New Models is an ongoing series that highlights galleries innovating beyond the traditional ways of exhibiting and selling art in the primary market. From forward-thinking collaborative initiatives to novel uses of technology, the concepts it unpacks prove that there are more paths to success and sustainability as an art dealer than the default settings.
When Tatiana Cheneviere was working as a sales representative at Gagosian in London, she started feeling that something was amiss. As the ultra-contemporary category continued to boom, younger artists were becoming increasingly caught up in market dynamics around their work before they could find a rhythm in their practice. Speed was essential for collectors to get the works they were after, and for galleries, who were keen to oblige. “Things were moving very quickly, particularly for young emerging artists. And they felt that they were lacking context around their work—a wider sense of what they do,” she said. “That’s lost on them because of the pace of everything at the moment.”
Social media, she noted, has been exacerbating this tendency; Instagram’s image-first layout privileges certain types of work over others and encourages artists to promote one side of their practice. “It’s a very surface-level interaction,” she said. “I had to find a way to feed that information to people in a way that benefited them and the artist,” she said. Cheneviere’s gallery, Pipeline Contemporary, which opened during Frieze in October 2022, hopes to combat these dynamics by slowing down the process of discovering young artists.

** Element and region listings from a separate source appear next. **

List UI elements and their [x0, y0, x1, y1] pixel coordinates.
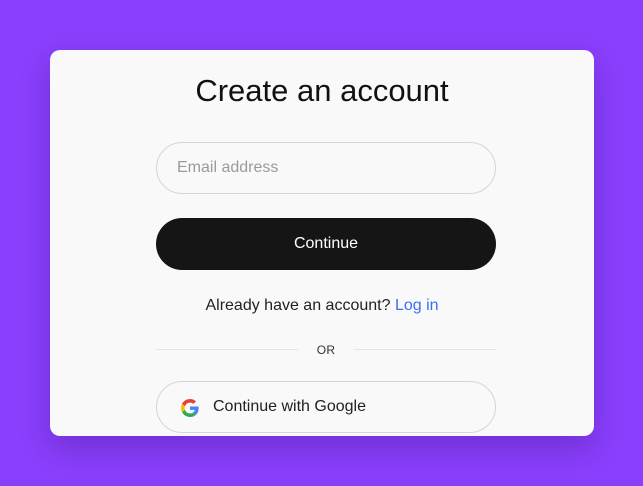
login-prompt-text: Already have an account? — [205, 297, 391, 314]
or-divider: OR — [156, 340, 496, 360]
signup-card: Create an account Continue Already have … — [50, 50, 594, 436]
continue-button[interactable]: Continue — [156, 218, 496, 270]
login-link[interactable]: Log in — [395, 297, 439, 314]
divider-label: OR — [316, 343, 336, 357]
page-title: Create an account — [195, 73, 449, 108]
continue-with-google-button[interactable]: Continue with Google — [156, 381, 496, 433]
email-field[interactable] — [156, 142, 496, 194]
google-g-icon — [181, 399, 199, 417]
login-prompt-row: Already have an account? Log in — [50, 296, 594, 316]
divider-line-right — [354, 349, 496, 350]
google-button-label: Continue with Google — [213, 398, 366, 415]
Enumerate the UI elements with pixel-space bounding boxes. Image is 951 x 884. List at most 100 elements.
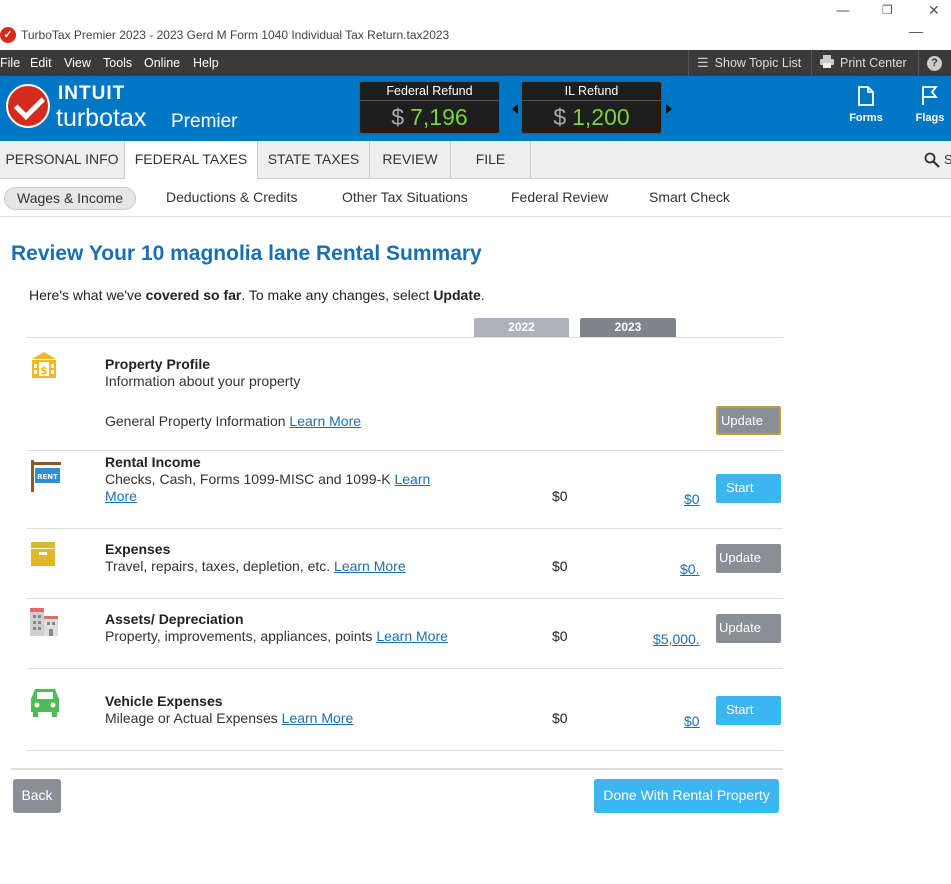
menu-view[interactable]: View <box>64 56 91 70</box>
close-button[interactable]: ✕ <box>928 3 940 19</box>
rental-income-2023-value[interactable]: $0 <box>684 491 700 507</box>
refund-next-arrow-icon[interactable] <box>666 104 672 114</box>
rental-income-title: Rental Income <box>105 454 201 470</box>
turbotax-logo-icon <box>6 84 50 128</box>
rental-income-desc-text: Checks, Cash, Forms 1099-MISC and 1099-K <box>105 471 395 487</box>
list-icon: ☰ <box>697 55 709 70</box>
show-topic-list-label: Show Topic List <box>714 56 802 70</box>
learn-more-link[interactable]: Learn More <box>376 628 448 644</box>
expenses-2023-value[interactable]: $0. <box>680 561 699 577</box>
property-profile-desc: Information about your property <box>105 373 301 389</box>
subtab-wages-income[interactable]: Wages & Income <box>4 187 137 210</box>
federal-refund-value: $7,196 <box>360 104 499 131</box>
svg-text:$: $ <box>40 364 48 377</box>
menu-edit[interactable]: Edit <box>30 56 52 70</box>
assets-2023-value[interactable]: $5,000. <box>653 631 700 647</box>
vehicle-title: Vehicle Expenses <box>105 693 223 709</box>
menu-file[interactable]: File <box>0 56 20 70</box>
subtab-deductions-credits[interactable]: Deductions & Credits <box>154 187 310 210</box>
brand-turbotax: turbotax <box>56 104 147 132</box>
intro-bold-covered: covered so far <box>145 287 242 303</box>
search-label-partial[interactable]: S <box>944 152 951 167</box>
property-profile-title: Property Profile <box>105 356 211 372</box>
menu-bar: File Edit View Tools Online Help ☰ Show … <box>0 50 951 76</box>
flags-button[interactable]: Flags <box>905 86 951 124</box>
window-controls: — ❐ ✕ <box>0 0 951 22</box>
assets-desc: Property, improvements, appliances, poin… <box>105 628 448 645</box>
learn-more-link[interactable]: Learn More <box>334 558 406 574</box>
vehicle-start-button[interactable]: Start <box>716 696 781 725</box>
expenses-title: Expenses <box>105 541 171 557</box>
state-amount: 1,200 <box>572 104 630 130</box>
document-icon <box>858 86 874 106</box>
subtab-federal-review[interactable]: Federal Review <box>499 187 620 210</box>
turbotax-check-icon: ✓ <box>0 27 16 43</box>
vehicle-2022-value: $0 <box>552 710 568 726</box>
divider <box>27 450 783 451</box>
vehicle-desc-text: Mileage or Actual Expenses <box>105 710 282 726</box>
property-profile-update-button[interactable]: Update <box>716 406 781 435</box>
assets-title: Assets/ Depreciation <box>105 611 244 627</box>
inner-minimize-button[interactable]: — <box>909 23 923 39</box>
tab-federal-taxes[interactable]: FEDERAL TAXES <box>125 141 258 180</box>
tab-review[interactable]: REVIEW <box>370 141 451 179</box>
refund-prev-arrow-icon[interactable] <box>512 104 518 114</box>
intro-bold-update: Update <box>433 287 481 303</box>
year-header-2022: 2022 <box>474 318 569 337</box>
intro-end: . <box>480 287 485 303</box>
federal-amount: 7,196 <box>410 104 468 130</box>
done-with-rental-property-button[interactable]: Done With Rental Property <box>594 779 779 813</box>
subtab-smart-check[interactable]: Smart Check <box>637 187 742 210</box>
back-button[interactable]: Back <box>13 779 61 813</box>
forms-label: Forms <box>849 112 883 124</box>
rental-income-start-button[interactable]: Start <box>716 474 781 503</box>
subtab-other-tax-situations[interactable]: Other Tax Situations <box>330 187 480 210</box>
learn-more-link[interactable]: Learn More <box>289 413 361 429</box>
tab-file[interactable]: FILE <box>451 141 531 179</box>
state-refund-meter[interactable]: IL Refund $1,200 <box>521 81 662 134</box>
federal-refund-meter[interactable]: Federal Refund $7,196 <box>359 81 500 134</box>
divider <box>27 337 783 338</box>
assets-desc-text: Property, improvements, appliances, poin… <box>105 628 377 644</box>
vehicle-2023-value[interactable]: $0 <box>684 713 700 729</box>
learn-more-link[interactable]: Learn <box>394 471 430 487</box>
print-center-button[interactable]: Print Center <box>811 50 918 76</box>
menu-online[interactable]: Online <box>144 56 180 70</box>
menu-tools[interactable]: Tools <box>103 56 132 70</box>
year-header-2023: 2023 <box>580 318 676 337</box>
app-header: INTUIT turbotax Premier Federal Refund $… <box>0 76 951 141</box>
menu-help[interactable]: Help <box>193 56 219 70</box>
expenses-desc-text: Travel, repairs, taxes, depletion, etc. <box>105 558 335 574</box>
rental-income-2022-value: $0 <box>552 488 568 504</box>
footer-divider <box>11 768 783 770</box>
show-topic-list-button[interactable]: ☰ Show Topic List <box>688 50 811 76</box>
rent-sign-icon: RENT <box>31 460 61 492</box>
assets-update-button[interactable]: Update <box>716 614 781 643</box>
learn-more-link-continued[interactable]: More <box>105 488 137 504</box>
help-button[interactable]: ? <box>918 50 951 76</box>
print-center-label: Print Center <box>840 56 907 70</box>
forms-button[interactable]: Forms <box>841 86 891 124</box>
car-icon <box>31 689 59 717</box>
brand-edition: Premier <box>171 111 238 132</box>
window-title: TurboTax Premier 2023 - 2023 Gerd M Form… <box>21 28 450 42</box>
file-box-icon <box>31 542 55 566</box>
state-refund-value: $1,200 <box>522 104 661 131</box>
brand-intuit: INTUIT <box>58 83 126 104</box>
federal-refund-label: Federal Refund <box>360 82 499 101</box>
rental-income-desc: Checks, Cash, Forms 1099-MISC and 1099-K… <box>105 471 465 505</box>
intro-text: Here's what we've covered so far. To mak… <box>29 287 485 303</box>
tab-state-taxes[interactable]: STATE TAXES <box>258 141 370 179</box>
expenses-2022-value: $0 <box>552 558 568 574</box>
main-tabs: PERSONAL INFO FEDERAL TAXES STATE TAXES … <box>0 141 951 180</box>
building-money-icon: $ <box>32 352 56 378</box>
restore-button[interactable]: ❐ <box>882 3 893 17</box>
search-icon[interactable] <box>924 152 940 168</box>
state-refund-label: IL Refund <box>522 82 661 101</box>
tab-personal-info[interactable]: PERSONAL INFO <box>0 141 125 179</box>
learn-more-link[interactable]: Learn More <box>282 710 354 726</box>
expenses-update-button[interactable]: Update <box>716 544 781 573</box>
title-bar: ✓ TurboTax Premier 2023 - 2023 Gerd M Fo… <box>0 22 951 50</box>
divider <box>27 528 783 529</box>
minimize-button[interactable]: — <box>836 3 850 19</box>
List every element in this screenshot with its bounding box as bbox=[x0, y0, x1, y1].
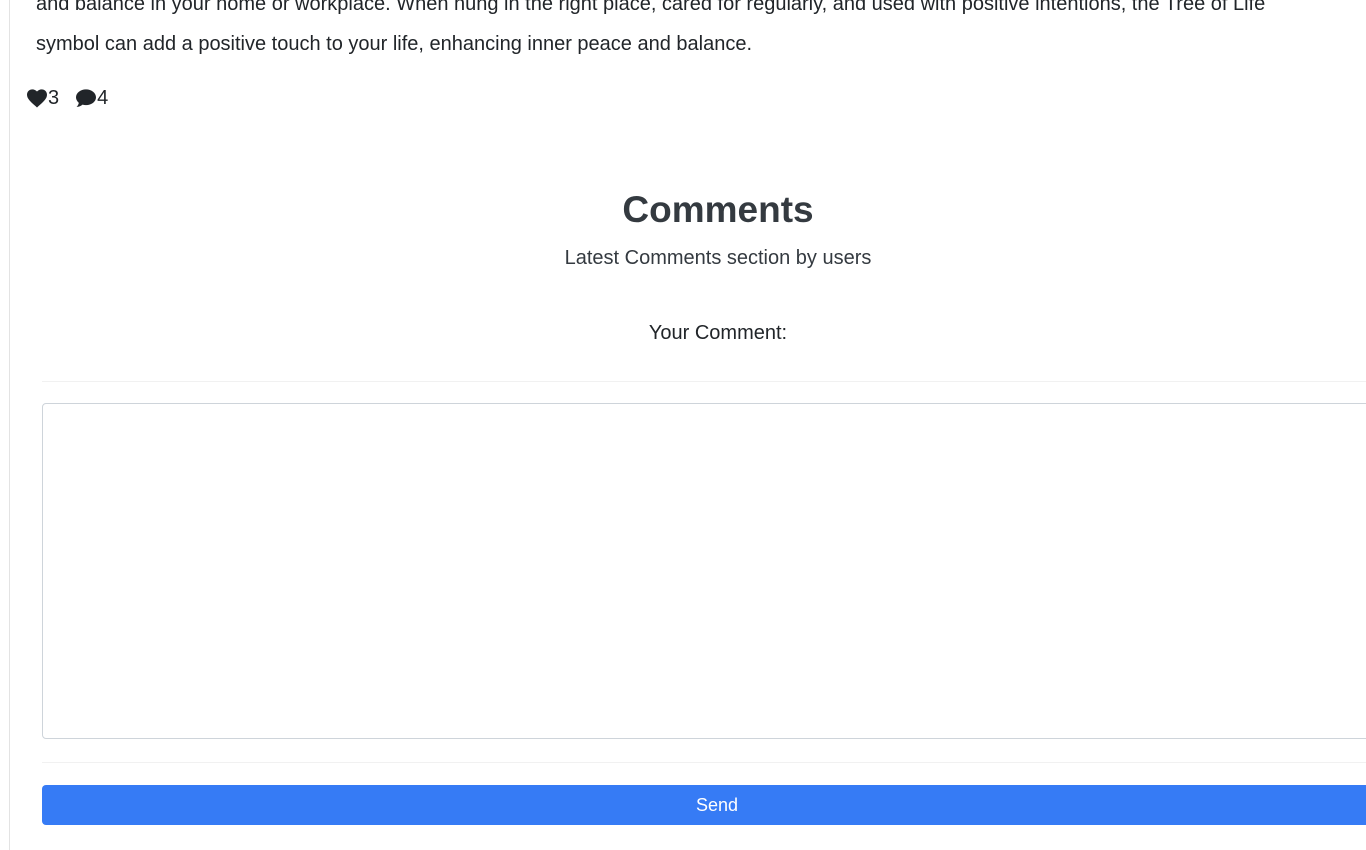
article-line: and balance in your home or workplace. W… bbox=[36, 0, 1266, 15]
comments-title: Comments bbox=[622, 189, 814, 230]
comment-textarea[interactable] bbox=[42, 403, 1366, 739]
article-text: and balance in your home or workplace. W… bbox=[36, 0, 1366, 64]
comments-toggle[interactable]: 4 bbox=[75, 87, 108, 110]
like-count: 3 bbox=[48, 86, 60, 109]
comment-count: 4 bbox=[97, 86, 109, 109]
divider bbox=[42, 762, 1366, 763]
page: and balance in your home or workplace. W… bbox=[0, 0, 1366, 850]
article-line: symbol can add a positive touch to your … bbox=[36, 33, 753, 55]
comment-icon bbox=[75, 88, 97, 108]
divider bbox=[42, 381, 1366, 382]
heart-icon bbox=[26, 88, 48, 108]
reactions-bar: 3 4 bbox=[26, 84, 108, 112]
left-border bbox=[9, 0, 10, 850]
comment-label: Your Comment: bbox=[648, 322, 788, 344]
comments-subtitle: Latest Comments section by users bbox=[564, 247, 872, 269]
like-button[interactable]: 3 bbox=[26, 87, 59, 110]
send-button[interactable]: Send bbox=[42, 785, 1366, 825]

Her solution is to split her Fitzrovia, London, space between two artists at a time. The first, larger space, is for an artist’s main show; the second, smaller room at the back, is for the artist whose work will be next in the program or “in the pipeline,” as one might say. So far, she has shown young artists such as painter Tommy Harrison and Ghanaian multidisciplinary artist Emmanuel Awuni. Each has their turn in the smaller room before their exhibition in the main space opens; the smaller work is an opportunity for an artist to show something they’d like to draw more attention to, even though it may not be for sale.
“It’s like a trailer,” Cheneviere said. “Each artist has approached it really differently. I think it brings them closer to that relationship with the collector, because the collector really understands what the artist would like to say.” While larger galleries often have private viewing rooms or smaller off-site spaces to show one-off works, it’s rare for an emerging gallery to build a space into its program for collectors to get a “sneak peek” of an artist’s practice. Rarer still is it that what is shown is directed by the artist, rather than as a commercial initiative.
These are turbulent times to be starting a new gallery, especially one paying central London rents, with post-Brexit bureaucracy dissuading collectors from the U.K. capital. And Cheneviere admitted that it took “a certain amount of recklessness and courage” to leave a mega-gallery like Gagosian to go independent. “Most importantly though, I never felt that I was abandoning the mega gallery, it is still a big part of my thinking and approach,” she added. She found encouragement via colleagues taking a similar path, citing galleries Alice Black, Sapling, and The Artist Room as inspirations. There have also been more emerging galleries setting up shop in central London, she notes, such as Castor and Brooke Benington.
When Cheneviere showed me around the space on Zoom at the end of last year, Pipeline was showing a pencil drawing of a mythical ogre, installed above a pile of soil, by Gabriel Kidd, whose exhibition in the main space opened January 8. Cheneviere purposely chooses artists whose works have nothing to do with each other, yet connections always seem to unfurl between the artists on show: Emmanuel Awuni, for example whose multidisciplinary practice was on show in the main space, presented work about the legend of David and Goliath.
Cheneviere has been surprised by the popularity of the concept with collectors, which gives them two chances to engage with an artist’s practice, in quick succession, in one space. “I think this is a nice way for [collectors] to feel like they have a real grasp of what an artist is doing and move along on that journey with them,” she said, noting that sales have “exceeded expectations,” with interest stemming from a wide range of buyers, including Old Masters aficionados to art advisors. She added that the same collectors who might be interested in blue chip artists are also collecting from independent galleries like hers. “The client base, it’s just one single marketplace now.”
Even more encouraging, collectors have been choosing not to buy the work that’s in the pipeline—they wait to see what that artist will show in the main space before making a move. This anticipation, slowing down the engagement, seems to be exactly what the Cheneviere hoped for. “It means that people are curious, which is a good thing—they don’t want to just make snap decisions.”
Pipeline is not currently representing artists, though it may do in the future. Similarly, there are no fairs planned “for the time being.” For logistical reasons, Cheneviere has only confirmed this current model for the first six months of her gallery. Indeed, like her artists, it seems like she’s taking the time to figure out exactly how it’s going to work for her: “I think when you open a space, you want that period where you can try a lot of different things, and then make a decision on where it’s gonna go.”
Nonetheless, future projects will stick with this philosophy of supporting an artist during their development, to show a wider range of their practice than a single gallery show can do. “It’s about celebrating the potential within these artists’ work, and the constant evolution that happens within an artist’s practice, especially at that stage,” she said.